Configuration Steps for SSL VPN Client
Work through the following steps to configure the SSL VPN client configuration on the VPN 3000 Concentrator:
Step 1. Complete the configuration steps explained in the "Configuration Steps for Basic SSL VPN Connection" section.
Step 2. Go to Configuration > User Management > Groups > Modify to edit the group that you have configured for Basic SSL VPN connection. Under the WebVPN tab, check Enable Cisco SSL VPN Client to turn on the SSL VPN client option. The Require Cisco SSL VPN Client option is used if you want to allow the users to use only the SSL VPN client. If you do not want to remove the SSL VPN Client at the end of the session, check the Keep Cisco SSL VPN Client option.
Step 3. For IP address assignment, DNS/WINS Server address, and so on, follow the configuration steps explained in the section entitled "VPN Concentrator Configuration" under "Remote Access VPN Connection."
Troubleshooting Steps for SSL VPN Client (SVC)
The sections that follow examine the following issues that can arise with SSL VPN Client implementations:
SSL VPN Client tunnel establishment
SSL VPN Client installation
SSL VPN Client Establishment Issues
Before the VPN Concentrator can push the SSL VPN client software to the client PC, the tunnel must be established. Follow the configuration and troubleshooting steps in the section entitled "Basic SSL VPN Connection" to correct SSL VPN connection issues. Once the SSL VPN connection is established, the SSL VPN client software is downloaded and installed on the client PC. After that, SSL VPN client builds a full tunnel with the VPN Concentrator. If the SSL VPN Client installs correctly, usually you will not run into any tunnel establishment problems for the SSL VPN client.
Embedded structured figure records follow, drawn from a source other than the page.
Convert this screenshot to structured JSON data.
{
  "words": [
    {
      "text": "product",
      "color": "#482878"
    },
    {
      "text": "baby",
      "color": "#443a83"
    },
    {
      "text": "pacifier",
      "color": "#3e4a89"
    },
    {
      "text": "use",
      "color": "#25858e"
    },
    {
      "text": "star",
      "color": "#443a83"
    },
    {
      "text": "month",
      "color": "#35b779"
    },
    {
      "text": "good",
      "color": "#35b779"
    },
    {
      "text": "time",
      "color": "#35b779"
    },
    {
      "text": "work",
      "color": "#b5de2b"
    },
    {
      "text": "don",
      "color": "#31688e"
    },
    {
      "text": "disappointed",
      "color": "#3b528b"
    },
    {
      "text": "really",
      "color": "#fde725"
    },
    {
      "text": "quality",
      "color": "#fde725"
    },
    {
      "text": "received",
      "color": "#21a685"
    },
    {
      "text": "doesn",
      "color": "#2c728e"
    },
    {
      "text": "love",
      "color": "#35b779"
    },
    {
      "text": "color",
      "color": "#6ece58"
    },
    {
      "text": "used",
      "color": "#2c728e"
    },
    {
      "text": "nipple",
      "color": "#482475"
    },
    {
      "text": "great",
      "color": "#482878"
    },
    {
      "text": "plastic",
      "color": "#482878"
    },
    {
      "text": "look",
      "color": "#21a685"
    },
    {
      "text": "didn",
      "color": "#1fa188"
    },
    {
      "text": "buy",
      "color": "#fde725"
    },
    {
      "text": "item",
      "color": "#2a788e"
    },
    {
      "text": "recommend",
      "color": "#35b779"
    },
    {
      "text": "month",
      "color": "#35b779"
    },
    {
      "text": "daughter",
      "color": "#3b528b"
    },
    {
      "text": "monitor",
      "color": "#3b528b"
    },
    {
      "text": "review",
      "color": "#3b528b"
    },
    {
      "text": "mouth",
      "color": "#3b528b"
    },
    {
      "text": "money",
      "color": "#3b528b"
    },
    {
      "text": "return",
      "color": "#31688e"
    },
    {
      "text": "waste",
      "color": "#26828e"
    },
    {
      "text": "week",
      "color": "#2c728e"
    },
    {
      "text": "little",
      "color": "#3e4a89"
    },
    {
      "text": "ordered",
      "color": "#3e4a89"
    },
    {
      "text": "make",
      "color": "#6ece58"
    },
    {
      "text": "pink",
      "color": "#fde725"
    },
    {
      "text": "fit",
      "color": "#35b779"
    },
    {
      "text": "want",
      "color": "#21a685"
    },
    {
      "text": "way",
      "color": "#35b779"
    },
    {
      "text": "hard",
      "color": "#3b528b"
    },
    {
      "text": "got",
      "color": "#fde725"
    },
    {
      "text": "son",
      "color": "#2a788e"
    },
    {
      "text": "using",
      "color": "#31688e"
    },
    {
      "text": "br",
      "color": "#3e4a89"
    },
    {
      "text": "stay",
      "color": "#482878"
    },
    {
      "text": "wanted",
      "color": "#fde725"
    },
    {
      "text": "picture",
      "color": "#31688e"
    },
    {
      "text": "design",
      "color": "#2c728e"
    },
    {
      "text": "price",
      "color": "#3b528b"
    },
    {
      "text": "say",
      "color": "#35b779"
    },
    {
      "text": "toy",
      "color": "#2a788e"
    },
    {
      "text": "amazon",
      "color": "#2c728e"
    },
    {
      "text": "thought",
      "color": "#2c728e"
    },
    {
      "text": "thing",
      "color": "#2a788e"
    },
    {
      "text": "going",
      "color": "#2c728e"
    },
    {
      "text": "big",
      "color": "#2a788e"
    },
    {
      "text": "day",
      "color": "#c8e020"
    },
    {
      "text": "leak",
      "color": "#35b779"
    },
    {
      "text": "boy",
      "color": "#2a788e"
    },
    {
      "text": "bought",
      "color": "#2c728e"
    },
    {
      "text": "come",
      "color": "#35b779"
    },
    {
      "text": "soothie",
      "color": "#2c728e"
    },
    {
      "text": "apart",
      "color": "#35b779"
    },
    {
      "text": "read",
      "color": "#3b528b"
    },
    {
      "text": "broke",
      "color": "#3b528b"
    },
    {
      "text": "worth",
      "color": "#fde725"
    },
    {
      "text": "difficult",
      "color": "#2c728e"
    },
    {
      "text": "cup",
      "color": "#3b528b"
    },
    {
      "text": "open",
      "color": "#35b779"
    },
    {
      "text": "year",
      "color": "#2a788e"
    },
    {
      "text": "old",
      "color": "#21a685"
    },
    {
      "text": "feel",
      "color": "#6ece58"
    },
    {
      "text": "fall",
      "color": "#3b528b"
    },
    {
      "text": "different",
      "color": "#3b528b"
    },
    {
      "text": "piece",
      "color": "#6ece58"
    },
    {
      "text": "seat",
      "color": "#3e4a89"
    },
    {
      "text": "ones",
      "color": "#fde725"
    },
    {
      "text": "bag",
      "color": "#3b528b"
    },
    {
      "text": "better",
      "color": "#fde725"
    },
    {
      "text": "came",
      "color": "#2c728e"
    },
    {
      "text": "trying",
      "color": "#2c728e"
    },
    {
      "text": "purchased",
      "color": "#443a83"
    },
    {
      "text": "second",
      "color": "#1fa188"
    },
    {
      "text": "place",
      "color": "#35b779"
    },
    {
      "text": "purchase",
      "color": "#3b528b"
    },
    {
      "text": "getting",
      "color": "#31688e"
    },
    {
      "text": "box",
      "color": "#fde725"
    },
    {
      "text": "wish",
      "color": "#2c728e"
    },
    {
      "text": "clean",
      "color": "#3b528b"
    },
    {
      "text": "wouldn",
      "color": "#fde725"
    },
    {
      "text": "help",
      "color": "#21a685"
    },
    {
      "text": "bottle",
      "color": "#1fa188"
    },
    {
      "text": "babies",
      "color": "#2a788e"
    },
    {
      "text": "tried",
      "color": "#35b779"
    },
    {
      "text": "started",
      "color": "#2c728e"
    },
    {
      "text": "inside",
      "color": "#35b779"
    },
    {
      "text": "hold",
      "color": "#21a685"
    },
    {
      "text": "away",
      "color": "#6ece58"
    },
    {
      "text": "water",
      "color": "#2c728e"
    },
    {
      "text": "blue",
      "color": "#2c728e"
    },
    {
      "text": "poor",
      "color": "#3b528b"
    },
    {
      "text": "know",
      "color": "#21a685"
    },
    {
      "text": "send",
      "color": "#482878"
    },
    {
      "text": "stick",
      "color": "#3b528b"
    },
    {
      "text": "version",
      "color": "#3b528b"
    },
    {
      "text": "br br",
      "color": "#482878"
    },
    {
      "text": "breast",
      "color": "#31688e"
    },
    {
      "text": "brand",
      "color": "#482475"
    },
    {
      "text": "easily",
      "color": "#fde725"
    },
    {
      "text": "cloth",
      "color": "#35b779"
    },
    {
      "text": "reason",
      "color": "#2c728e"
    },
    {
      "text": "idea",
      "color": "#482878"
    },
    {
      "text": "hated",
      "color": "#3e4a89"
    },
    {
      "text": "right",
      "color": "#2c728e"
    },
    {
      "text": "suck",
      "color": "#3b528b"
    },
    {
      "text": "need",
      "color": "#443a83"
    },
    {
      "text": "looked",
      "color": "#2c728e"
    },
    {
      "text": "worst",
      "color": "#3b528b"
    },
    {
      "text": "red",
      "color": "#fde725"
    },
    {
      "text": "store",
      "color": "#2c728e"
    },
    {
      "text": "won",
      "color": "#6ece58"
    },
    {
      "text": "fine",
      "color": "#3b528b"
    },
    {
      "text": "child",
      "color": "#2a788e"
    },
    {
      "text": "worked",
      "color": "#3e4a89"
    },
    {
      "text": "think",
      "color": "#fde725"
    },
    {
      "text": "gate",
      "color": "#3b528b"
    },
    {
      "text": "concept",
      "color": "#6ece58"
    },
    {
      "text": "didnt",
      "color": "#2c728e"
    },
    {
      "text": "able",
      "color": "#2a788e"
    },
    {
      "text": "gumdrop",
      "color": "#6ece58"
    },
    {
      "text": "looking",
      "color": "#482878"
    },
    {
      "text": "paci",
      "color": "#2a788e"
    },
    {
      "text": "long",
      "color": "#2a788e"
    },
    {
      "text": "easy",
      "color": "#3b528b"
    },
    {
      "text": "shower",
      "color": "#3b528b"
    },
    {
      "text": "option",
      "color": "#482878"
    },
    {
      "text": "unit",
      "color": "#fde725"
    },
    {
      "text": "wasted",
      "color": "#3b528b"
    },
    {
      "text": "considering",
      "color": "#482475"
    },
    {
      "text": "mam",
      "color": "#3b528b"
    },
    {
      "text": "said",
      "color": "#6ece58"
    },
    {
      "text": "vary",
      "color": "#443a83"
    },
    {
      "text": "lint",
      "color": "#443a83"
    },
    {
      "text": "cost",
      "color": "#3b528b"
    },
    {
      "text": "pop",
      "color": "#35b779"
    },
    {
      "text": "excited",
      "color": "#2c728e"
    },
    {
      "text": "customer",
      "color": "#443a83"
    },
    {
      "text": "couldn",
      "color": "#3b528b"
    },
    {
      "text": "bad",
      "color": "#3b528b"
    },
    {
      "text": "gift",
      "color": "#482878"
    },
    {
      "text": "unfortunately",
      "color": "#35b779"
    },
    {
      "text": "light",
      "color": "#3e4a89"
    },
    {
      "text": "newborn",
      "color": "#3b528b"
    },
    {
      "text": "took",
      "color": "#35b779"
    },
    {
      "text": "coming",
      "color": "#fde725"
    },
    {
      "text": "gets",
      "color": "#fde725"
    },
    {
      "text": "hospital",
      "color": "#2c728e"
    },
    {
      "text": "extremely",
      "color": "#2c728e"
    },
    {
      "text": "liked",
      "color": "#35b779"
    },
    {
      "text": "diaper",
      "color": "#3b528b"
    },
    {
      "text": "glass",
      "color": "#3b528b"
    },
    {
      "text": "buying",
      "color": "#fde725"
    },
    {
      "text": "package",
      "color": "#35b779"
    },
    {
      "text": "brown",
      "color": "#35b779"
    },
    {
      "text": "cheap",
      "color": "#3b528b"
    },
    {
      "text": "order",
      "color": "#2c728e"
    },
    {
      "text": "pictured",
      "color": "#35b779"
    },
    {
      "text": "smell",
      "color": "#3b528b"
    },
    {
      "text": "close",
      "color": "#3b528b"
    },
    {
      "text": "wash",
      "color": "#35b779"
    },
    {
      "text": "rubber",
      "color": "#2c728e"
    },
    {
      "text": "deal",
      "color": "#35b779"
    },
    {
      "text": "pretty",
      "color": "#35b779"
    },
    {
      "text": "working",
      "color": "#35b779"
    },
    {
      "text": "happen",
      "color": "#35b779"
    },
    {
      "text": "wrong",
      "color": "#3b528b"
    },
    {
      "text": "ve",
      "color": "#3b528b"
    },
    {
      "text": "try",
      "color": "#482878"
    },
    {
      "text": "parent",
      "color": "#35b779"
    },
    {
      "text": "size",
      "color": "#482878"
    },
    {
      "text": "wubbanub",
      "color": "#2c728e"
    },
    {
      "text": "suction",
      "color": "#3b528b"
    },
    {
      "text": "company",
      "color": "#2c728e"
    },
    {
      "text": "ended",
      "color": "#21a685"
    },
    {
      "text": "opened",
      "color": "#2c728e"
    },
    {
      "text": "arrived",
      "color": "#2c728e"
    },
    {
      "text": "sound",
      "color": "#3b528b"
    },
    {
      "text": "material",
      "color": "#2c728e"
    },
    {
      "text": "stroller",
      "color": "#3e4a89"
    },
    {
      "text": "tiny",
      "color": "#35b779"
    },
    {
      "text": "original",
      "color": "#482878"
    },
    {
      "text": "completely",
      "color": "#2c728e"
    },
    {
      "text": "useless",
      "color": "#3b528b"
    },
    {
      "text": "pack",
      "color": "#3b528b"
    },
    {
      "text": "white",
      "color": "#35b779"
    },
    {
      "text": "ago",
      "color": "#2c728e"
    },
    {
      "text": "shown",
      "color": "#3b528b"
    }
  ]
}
If you run into problems with the SSL VPN client installation, follow the steps outlined in the next section to correct the problem.
SSL VPN Client Installation Issues
If you can navigate to the WebVPN Portal page, but the client does not install, work through the following steps to fix the problem:
Step 1. Verify the group configuration for SSL VPN client.
Go to Configuration > User Management > Groups > Modify to verify that the group your user is in has Enable Cisco SSL VPN Client enabled.
Step 2. Check which account is being used and what rights it has.
You can do this by right-clicking on My Computer and going to Users and Groups. Select the Users by double-clicking on it, and then find out which group it is a member of. With Groups, Administrators, and Power Users, both ActiveX and Java are enabled by default. The Users group has more restrictions applied and only Java is allowed to run with default privileges.
Step 3. Verify the browser settings.
The following Internet Explorer settings are required for SSL VPN Client (SVC) Installation. Use these settings as a guideline for other browsers:
- To access and launch the executable page, enable the following parameters:
Scripting > Active scripting > Enable
Downloads > File download > Enable
- To launch ActiveX, enable the following parameters:
Scripting > Active scripting > Enable
ActiveX controls and plug-ins > Download signed ActiveX controls > Enable
ActiveX controls and plug-ins > Run ActiveX controls and plug-ins > Enable
- To launch Java using the Microsoft Virtual Machine, enable the following parameters:
Scripting > Active scripting > Enable
Scripting > Scripting of Java applets > Enable
ActiveX controls and plug-ins > Download signed ActiveX controls > Enable
Microsoft VM > Java permissions > High, medium or low safety
This information can be found from the following link:
http://www.cisco.com/univercd/cc/td/doc/product/vpn/ciscosec/csd/csd30/csdfaq.htm#wp1056392
Step 4. Add the VPN 3000 Concentrator to the trusted Zone list. This ensures that the security settings are set to low, which by default allows both ActiveX and Java to be run as described in the following Release note: http://www.cisco.com/en/US/partner/products/hw/vpndevc/ps2284/prod_release_note09186a0080405b6c.html#wp535991
You can go to Configuration > System > Servers > Firewall to add the VPN 3000 Concentrator to the trusted zone list.
Step 5. Check the version of Sun Java.
If Sun Java is being used, then ensure that there is a "Java Plug-In" option under the control panel and select this to check that your browser of choice is selected under the Browser Tab.
Step 6. Clear the browser cache and cookies.
Clear the browser cache and cookies, and be sure to restart the browser.
Step 7. Try a different browser vendor.
If one browser vendor does not work, try a different browser vendor.
Step 8. Try a different website.
If one site does not work, try to access a different website that you know uses ActiveX or JAVA.
Step 9. Verify the proxy settings.
SSL VPN Client can read and work only with Microsoft Internet Explorer proxy settings as of the writing of this book.
Step 10. Analyze the client PC environment.
If you still have issues, the application and system event logs on the client PC might not be indicating failures. In this case, use the WINMSD.exe file to generate a full dump of the client PC, and look at the SetupApi.log file to look at specific install issues that may exist.